Nick D’Aloisio, a programming whiz who wasn’t even born when Yahoo was founded in 1994, sold his news-reading app, Summly, to Yahoo on Monday for a sum said to be in the tens of millions of dollars.

Yahoo said it would incorporate his algorithmic invention, which takes long-form stories and shortens them for readers using smartphones, in its own mobile apps, with D’Aloisio’s help.

“I’ve still got a year and a half left at my high school,” he said in a telephone interview.
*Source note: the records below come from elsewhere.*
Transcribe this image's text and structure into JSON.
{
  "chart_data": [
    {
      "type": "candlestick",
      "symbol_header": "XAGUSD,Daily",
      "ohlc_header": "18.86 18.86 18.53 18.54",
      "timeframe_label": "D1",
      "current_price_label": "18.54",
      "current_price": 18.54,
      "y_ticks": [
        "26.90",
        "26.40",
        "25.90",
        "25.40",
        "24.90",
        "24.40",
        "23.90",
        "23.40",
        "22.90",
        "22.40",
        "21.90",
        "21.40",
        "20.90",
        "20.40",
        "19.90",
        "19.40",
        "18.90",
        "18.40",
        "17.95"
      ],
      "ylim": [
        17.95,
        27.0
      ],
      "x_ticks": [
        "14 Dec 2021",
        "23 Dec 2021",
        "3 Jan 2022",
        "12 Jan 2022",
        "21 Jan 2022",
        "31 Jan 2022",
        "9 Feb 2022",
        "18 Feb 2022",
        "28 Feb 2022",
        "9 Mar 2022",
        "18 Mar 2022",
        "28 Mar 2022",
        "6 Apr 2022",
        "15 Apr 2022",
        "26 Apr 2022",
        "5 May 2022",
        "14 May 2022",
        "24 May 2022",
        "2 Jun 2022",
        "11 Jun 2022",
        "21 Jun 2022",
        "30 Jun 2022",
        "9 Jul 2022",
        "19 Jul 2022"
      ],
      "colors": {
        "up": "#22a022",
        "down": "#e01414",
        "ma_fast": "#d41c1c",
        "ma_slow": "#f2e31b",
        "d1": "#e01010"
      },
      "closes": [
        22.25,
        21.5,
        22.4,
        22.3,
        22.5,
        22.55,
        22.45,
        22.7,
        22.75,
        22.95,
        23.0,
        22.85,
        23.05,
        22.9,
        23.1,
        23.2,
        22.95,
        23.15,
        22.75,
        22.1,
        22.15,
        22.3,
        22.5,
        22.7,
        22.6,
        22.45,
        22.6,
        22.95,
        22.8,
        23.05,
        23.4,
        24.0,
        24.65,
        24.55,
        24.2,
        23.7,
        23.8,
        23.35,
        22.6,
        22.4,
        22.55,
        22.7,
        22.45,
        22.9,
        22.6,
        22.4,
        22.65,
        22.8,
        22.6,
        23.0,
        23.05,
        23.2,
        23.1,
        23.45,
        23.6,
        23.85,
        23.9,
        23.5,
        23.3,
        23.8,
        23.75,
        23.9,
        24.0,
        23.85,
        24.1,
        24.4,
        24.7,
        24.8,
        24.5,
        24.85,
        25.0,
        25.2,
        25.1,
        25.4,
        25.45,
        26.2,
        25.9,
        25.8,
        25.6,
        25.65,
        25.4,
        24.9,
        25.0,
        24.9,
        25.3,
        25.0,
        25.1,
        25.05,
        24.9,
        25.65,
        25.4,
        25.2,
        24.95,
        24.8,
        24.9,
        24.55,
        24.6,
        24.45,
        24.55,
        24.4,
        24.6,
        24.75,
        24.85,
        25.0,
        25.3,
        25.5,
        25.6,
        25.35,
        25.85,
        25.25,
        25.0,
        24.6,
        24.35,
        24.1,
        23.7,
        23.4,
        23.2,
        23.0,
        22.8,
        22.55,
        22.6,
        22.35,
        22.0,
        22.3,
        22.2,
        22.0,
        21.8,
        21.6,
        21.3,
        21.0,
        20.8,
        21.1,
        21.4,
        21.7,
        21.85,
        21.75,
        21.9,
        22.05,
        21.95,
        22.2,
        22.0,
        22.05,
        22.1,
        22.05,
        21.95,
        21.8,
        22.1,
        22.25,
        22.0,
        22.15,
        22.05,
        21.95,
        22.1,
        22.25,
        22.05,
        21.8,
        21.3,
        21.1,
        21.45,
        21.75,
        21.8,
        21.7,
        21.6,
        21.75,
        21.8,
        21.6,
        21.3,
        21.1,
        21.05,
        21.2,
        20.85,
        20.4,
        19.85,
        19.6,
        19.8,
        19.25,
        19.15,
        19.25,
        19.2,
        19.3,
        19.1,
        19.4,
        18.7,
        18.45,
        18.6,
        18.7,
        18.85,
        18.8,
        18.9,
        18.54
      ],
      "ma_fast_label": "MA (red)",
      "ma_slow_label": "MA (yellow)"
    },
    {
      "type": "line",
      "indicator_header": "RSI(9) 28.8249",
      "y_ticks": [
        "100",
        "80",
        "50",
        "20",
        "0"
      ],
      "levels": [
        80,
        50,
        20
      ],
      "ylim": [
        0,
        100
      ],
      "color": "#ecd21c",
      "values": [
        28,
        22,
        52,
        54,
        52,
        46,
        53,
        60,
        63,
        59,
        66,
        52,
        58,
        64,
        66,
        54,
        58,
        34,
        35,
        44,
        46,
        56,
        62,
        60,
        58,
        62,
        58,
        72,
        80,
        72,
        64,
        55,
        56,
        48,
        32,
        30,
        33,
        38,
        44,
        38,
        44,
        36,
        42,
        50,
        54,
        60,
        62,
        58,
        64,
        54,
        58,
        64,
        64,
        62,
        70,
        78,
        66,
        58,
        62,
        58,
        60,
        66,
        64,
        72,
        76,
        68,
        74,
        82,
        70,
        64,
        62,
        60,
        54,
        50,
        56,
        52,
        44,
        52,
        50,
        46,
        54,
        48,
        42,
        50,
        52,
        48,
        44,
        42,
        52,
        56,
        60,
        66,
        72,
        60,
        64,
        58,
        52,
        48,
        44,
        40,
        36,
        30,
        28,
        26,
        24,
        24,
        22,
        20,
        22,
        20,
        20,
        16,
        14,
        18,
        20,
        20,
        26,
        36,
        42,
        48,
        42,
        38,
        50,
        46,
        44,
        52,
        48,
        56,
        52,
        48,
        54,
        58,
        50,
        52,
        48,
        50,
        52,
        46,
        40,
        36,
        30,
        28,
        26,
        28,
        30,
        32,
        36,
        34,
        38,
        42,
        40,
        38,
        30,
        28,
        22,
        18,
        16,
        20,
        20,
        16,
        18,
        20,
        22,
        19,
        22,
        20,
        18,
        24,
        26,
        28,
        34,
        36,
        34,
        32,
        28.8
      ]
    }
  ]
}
But to partly abide by the company’s new policy that prohibits working from home, he will make arrangements to test out of his classes and work from the Yahoo office in London.

D’Aloisio, who declined to comment on the price paid by Yahoo (the website All Things D pegged the purchase price at about $30 million), described himself not as the majority owner of Summly but as its largest shareholder.

Summly’s other investors, improbably enough, included Rupert Murdoch’s wife, Wendi; Ashton Kutcher; and Yoko Ono.

The most important one was Hong Kong billionaire Li Ka-shing, whose investment fund supported D’Aloisio’s idea early.

“They took a gamble on me when I was a 15-year-old,” D’Aloisio said, by providing seed financing that let him hire employees and lease office space.

Summly officially came online in November. By December, D’Aloisio was talking to Yahoo and other suitors.

Yahoo said in a statement that while the Summly app would be shut down, “we will acquire the technology and you’ll see it come to life throughout Yahoo’s mobile experiences soon.”

In the meantime, when not working at Yahoo, D’Aloisio will keep up with his hobbies — cricket in particular — and set his sights on attending college at Oxford.